Aus dem Bereich der Kleingärtner sind Gartenzwerge nicht wegzudenken, und figürliche Skulpturen aus der Märchenwelt sind auch ein Thema bei Anna Rispolis (*1975 Bassano del Grappa) Arbeiten, die sich im Rahmen der darstellenden und bildenden Kunst bewegen. Die Künstlerin beschäftigt sich in ihrer Installation „Nicht alle Geschichten sind erzählt...“ mit den bekannten Märchenfiguren des Bildhauers Gorch Wenske. Die Figuren sind seit Jahren Teil der Gärten der Welt und für viele Besucher dieses Ortes symbolträchtig. Die Künstlerin verliebte sich in sie und installierte einen eigenen Märchenwald für Schneewittchen, den kleinen Muck und viele andere. Doch bevor das geschah, ließ sie die Figuren noch an Lebenserfahrung sammeln - sie überreichte sie an Paten aus dem Bezirk, welche ihnen den Winter über ein Zuhause gaben. Dabei interessierte sich Rispoli für die Geschichten der Paten - seien es Privathaushalte oder öffentliche Schauplätze, an denen die Märchenfiguren einen Platz fanden. Die Erzählungen verarbeitete sie in Songs - Gesang, Klang, Instrumente. Entstanden ist ein verwunschener kleiner Fleck, ein Märchenwald, mit Figuren, die von einem Klangteppich umhüllt werden.

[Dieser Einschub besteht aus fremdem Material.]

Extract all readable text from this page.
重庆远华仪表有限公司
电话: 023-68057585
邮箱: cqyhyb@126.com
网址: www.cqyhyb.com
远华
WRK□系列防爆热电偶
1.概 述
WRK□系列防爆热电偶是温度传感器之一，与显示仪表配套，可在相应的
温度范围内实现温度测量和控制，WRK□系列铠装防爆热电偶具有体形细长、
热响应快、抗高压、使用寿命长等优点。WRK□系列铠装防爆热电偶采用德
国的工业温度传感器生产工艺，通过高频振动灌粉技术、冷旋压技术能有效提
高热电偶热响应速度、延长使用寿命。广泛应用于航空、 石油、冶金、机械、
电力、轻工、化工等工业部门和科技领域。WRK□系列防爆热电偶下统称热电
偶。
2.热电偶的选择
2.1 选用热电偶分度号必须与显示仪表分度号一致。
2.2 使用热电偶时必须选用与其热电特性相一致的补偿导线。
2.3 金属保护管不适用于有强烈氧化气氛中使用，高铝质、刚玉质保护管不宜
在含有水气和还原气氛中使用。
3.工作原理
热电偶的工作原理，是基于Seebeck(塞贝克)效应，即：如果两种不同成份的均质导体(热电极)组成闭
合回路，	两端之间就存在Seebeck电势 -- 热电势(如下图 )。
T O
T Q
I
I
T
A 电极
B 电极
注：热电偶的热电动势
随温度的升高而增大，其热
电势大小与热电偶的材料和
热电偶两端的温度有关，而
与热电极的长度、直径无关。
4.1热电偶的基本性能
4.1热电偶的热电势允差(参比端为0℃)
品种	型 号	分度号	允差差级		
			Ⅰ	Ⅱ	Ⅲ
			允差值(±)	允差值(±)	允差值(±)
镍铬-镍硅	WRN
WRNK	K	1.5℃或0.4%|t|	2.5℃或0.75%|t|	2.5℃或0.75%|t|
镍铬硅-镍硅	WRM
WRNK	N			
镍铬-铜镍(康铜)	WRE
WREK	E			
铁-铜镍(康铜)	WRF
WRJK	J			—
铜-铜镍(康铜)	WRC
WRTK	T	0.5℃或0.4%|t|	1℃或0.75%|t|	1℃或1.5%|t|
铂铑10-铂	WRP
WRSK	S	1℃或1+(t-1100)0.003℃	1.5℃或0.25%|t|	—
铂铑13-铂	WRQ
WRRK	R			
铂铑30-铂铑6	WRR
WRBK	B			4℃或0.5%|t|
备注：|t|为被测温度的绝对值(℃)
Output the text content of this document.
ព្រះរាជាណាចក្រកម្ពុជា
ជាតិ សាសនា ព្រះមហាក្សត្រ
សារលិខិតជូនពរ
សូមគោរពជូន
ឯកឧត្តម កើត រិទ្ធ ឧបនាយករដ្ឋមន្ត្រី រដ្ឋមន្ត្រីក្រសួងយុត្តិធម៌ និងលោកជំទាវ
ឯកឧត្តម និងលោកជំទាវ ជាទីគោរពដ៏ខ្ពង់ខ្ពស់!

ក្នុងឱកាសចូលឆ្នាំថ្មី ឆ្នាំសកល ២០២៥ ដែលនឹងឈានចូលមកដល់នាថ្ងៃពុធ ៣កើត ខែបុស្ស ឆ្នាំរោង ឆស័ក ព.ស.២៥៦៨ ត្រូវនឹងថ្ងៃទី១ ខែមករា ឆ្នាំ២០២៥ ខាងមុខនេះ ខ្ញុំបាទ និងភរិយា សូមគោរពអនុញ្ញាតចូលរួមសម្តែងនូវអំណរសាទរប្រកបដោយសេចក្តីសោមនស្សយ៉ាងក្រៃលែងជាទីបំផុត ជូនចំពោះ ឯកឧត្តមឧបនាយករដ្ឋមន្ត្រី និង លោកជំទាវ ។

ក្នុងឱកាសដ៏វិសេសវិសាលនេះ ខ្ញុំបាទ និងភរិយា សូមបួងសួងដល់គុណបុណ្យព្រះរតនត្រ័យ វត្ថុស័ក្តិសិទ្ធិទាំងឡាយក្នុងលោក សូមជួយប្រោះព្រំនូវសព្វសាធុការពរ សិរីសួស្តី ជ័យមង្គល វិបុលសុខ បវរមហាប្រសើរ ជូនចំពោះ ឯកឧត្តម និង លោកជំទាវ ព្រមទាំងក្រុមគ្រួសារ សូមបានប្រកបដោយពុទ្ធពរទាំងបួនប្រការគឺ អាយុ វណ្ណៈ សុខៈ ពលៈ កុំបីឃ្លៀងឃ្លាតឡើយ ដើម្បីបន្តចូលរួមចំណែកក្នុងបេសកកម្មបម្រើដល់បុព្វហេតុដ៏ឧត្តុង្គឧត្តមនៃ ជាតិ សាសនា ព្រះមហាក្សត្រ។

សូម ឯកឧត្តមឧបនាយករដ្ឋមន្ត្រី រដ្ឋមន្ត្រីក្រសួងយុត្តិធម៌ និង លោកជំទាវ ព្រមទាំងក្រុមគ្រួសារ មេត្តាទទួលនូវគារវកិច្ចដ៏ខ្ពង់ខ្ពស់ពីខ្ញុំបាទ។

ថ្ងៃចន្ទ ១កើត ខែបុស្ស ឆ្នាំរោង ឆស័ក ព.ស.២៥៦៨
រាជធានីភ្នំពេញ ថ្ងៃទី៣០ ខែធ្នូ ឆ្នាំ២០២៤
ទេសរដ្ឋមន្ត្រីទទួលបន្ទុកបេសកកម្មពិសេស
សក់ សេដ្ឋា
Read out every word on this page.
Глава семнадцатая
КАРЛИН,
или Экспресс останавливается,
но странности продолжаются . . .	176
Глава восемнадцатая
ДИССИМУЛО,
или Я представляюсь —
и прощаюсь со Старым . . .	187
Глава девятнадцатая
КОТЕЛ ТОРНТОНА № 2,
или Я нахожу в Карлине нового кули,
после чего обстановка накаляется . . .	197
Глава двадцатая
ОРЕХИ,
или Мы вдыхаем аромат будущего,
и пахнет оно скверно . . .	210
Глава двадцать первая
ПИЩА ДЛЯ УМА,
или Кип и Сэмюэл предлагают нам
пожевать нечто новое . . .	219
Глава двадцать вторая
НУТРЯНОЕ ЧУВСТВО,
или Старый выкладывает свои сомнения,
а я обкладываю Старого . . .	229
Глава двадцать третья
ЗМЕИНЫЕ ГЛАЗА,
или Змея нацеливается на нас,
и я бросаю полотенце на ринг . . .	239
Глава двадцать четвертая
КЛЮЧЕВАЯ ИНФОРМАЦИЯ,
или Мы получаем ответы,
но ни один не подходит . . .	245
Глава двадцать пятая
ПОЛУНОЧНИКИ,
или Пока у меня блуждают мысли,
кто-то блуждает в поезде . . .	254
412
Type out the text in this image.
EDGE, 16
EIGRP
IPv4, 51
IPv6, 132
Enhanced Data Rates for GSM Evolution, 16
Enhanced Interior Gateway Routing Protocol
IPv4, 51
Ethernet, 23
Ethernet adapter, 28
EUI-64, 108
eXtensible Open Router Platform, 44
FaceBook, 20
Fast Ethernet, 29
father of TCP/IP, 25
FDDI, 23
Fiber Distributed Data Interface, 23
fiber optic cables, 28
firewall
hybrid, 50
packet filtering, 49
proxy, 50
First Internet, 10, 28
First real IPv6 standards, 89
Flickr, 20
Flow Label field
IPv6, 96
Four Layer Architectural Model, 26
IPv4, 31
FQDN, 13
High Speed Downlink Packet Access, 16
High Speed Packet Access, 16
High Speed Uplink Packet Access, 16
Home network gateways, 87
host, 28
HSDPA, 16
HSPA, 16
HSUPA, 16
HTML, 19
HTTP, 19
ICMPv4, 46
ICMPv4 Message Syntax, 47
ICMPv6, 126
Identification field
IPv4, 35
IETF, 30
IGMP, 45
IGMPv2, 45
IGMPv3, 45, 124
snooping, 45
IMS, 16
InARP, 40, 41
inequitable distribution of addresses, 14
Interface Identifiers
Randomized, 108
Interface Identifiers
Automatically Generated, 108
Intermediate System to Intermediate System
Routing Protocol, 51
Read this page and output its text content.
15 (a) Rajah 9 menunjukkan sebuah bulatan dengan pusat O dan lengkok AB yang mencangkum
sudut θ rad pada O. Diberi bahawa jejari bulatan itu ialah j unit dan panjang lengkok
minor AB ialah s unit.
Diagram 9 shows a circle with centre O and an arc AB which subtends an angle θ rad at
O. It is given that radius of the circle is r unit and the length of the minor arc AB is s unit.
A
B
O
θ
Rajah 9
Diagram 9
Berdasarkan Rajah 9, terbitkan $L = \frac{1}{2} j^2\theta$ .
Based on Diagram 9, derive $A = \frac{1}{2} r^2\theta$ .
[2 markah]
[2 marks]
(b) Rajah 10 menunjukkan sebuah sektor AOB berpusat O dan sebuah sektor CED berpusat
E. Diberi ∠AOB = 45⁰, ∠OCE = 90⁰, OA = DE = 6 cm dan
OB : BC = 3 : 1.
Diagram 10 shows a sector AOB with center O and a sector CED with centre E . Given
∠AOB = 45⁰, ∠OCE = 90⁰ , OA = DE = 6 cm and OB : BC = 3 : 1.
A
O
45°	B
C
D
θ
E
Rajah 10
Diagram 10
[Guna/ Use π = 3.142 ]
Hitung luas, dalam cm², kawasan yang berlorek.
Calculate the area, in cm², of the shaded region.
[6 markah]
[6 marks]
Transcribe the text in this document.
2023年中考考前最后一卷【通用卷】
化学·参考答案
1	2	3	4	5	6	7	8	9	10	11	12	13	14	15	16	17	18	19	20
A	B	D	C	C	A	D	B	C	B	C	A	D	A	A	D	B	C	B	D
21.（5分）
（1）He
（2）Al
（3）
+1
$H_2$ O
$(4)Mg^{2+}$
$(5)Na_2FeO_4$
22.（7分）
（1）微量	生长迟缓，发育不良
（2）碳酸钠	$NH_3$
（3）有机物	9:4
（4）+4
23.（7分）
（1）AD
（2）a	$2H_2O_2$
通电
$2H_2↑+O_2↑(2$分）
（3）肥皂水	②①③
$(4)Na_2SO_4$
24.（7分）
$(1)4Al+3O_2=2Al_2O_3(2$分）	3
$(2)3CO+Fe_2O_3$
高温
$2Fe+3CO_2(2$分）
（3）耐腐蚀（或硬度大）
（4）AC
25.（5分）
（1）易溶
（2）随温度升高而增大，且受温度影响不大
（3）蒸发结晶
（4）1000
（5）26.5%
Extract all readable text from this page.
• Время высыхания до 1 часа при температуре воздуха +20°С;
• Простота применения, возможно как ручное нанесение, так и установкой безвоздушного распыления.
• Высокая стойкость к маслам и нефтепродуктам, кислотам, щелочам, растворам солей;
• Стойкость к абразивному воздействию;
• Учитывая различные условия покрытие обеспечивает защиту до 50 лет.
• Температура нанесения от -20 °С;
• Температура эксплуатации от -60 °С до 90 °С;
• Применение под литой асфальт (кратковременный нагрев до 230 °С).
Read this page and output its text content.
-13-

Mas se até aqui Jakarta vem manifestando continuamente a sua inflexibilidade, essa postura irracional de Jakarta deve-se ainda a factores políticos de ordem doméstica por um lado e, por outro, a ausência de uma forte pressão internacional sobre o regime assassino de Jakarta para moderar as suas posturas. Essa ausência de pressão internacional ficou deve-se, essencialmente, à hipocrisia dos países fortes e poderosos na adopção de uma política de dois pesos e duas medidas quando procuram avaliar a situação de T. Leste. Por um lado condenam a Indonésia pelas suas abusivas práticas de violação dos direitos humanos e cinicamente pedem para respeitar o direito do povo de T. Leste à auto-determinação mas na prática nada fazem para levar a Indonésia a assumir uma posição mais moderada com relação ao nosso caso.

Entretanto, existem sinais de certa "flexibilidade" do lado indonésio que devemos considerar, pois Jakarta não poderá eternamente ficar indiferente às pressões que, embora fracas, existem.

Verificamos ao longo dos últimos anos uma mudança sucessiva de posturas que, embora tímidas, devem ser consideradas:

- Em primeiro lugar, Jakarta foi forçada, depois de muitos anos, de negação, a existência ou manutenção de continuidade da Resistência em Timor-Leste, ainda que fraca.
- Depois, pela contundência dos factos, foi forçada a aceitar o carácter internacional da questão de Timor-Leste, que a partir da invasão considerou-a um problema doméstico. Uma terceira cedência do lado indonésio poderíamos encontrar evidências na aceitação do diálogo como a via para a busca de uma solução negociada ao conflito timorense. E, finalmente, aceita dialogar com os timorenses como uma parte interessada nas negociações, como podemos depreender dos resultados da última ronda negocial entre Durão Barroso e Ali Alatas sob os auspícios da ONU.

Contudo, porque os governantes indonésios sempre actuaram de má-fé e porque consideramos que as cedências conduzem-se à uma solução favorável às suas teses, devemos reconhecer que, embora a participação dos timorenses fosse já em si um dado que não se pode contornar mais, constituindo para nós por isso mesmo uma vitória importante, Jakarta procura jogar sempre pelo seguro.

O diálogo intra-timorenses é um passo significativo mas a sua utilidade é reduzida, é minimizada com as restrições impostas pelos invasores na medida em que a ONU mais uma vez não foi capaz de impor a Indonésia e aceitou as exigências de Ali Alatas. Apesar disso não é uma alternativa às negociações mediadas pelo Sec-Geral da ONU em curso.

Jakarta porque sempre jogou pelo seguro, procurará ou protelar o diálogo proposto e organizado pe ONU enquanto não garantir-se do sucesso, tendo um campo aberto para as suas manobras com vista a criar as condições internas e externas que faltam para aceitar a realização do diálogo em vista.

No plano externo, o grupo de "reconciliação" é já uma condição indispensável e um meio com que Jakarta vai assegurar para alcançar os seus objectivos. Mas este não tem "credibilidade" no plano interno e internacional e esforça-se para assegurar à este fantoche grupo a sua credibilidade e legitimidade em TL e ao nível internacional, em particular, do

Zur Eröffnung installierte außerdem Michael Sailstorfer (*1979 Velden) sein Werk “Factories” am Fuße des Kienbergs: drei Bienenkästen aus Beton, jeder innen ausgestattet mit einem Skulpturenmodell. Der Verein Wuhletahl 1864 e.V. Brandenburger Imker lieh dem Künstler Bienenvölker, welche mit äußerster Vorsicht in ihr ungewöhnliches Zuhause Einzug fanden. Über Monate hinweg veränderte sich das Modell im Inneren durch den natürlichen Arbeitsprozess der Bienen, die ihre Waben um das Objekt bauten - Ende Juli wurden die Modelle aus den Bienenkästen genommen. Langsam kamen die einzigartigen Werke hervor - erste Formen zeigten sich, wie die Skulptur, die einem riesigen Handschuh ähnelt. Die Bienen haben offensichtlich Besitz von dem Skulpturenmodell ergriffen und es verformt. Als finaler Schritt werden die Ergebnisse vom Künstler übrigens in Bronze gegossen.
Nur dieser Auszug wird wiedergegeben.